Some of the large activity rooms on the fifth floor have been divided into individual guest rooms and suites. Others, like the rooms on the third floor, remain largely unchanged. When Sister Agnes found hers (the first one on your right when you exit the elevator), she took note of only one significant difference. One of the three closets has become a full bathroom, an amenity she admits to being jealous of.
As we wound our way up and down stone stairs, worn thin years ago by a steady stream of sisters, neither Jane nor Agnes seemed particularly bothered by the hotel’s themed décor: That is, the Celeste uses its Catholic origin story as a bit of a punch line. For instance, the front desk is a literal pulpit salvaged from a church in Iowa. And the new oil painting of Mother Celestine above the fireplaces appears quite striking, if not wholly accurate.
“It doesn’t look like what we actually wore,” says Sister Agnes. “We didn’t have heavy veils.”

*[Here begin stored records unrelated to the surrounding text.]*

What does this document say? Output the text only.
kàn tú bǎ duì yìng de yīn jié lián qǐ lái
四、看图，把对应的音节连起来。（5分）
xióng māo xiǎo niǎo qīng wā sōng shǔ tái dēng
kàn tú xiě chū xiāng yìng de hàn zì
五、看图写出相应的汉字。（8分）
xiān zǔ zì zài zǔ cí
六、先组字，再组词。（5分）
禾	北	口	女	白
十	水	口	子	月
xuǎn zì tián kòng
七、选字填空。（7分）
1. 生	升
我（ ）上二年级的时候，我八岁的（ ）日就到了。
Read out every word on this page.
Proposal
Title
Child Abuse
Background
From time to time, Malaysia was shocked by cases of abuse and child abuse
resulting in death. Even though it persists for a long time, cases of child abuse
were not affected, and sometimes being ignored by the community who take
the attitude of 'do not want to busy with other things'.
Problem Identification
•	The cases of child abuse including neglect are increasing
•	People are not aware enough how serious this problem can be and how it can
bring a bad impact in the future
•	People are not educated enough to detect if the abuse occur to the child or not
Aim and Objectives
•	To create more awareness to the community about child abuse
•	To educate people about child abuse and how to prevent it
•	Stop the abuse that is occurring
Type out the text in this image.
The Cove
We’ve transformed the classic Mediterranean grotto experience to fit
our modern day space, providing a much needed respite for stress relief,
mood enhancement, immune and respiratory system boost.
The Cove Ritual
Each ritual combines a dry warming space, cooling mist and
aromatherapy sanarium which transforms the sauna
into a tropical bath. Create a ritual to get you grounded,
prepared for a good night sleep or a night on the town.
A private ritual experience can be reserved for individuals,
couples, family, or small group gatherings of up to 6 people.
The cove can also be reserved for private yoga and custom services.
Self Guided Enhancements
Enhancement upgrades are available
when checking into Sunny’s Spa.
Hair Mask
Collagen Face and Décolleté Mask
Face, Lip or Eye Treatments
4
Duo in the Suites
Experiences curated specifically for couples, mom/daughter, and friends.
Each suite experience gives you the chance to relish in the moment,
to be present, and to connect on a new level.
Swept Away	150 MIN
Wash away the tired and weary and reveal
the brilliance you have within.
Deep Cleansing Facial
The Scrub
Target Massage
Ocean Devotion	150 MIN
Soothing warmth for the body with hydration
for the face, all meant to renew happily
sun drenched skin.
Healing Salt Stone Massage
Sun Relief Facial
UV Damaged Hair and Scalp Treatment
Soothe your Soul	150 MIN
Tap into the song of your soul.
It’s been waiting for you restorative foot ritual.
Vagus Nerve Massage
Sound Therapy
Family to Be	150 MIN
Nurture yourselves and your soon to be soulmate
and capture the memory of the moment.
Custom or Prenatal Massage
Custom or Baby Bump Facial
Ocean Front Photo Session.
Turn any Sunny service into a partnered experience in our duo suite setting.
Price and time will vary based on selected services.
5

And then there’s the chapel, which will be used for weddings and the like and still looks as it did when the sisters prayed there. One exception: It’s missing its altar. This space has been walled off and now serves a purpose that would seem somewhat less holy: At the new Celeste, the altar space has become the bridal suite.
Sister Jane shrugged off the fact that the pulpit has made way for a king-sized bed.
“I’d often fall asleep during chapel services,” Sister Jane said.
Huh. Maybe that explains some of those penances.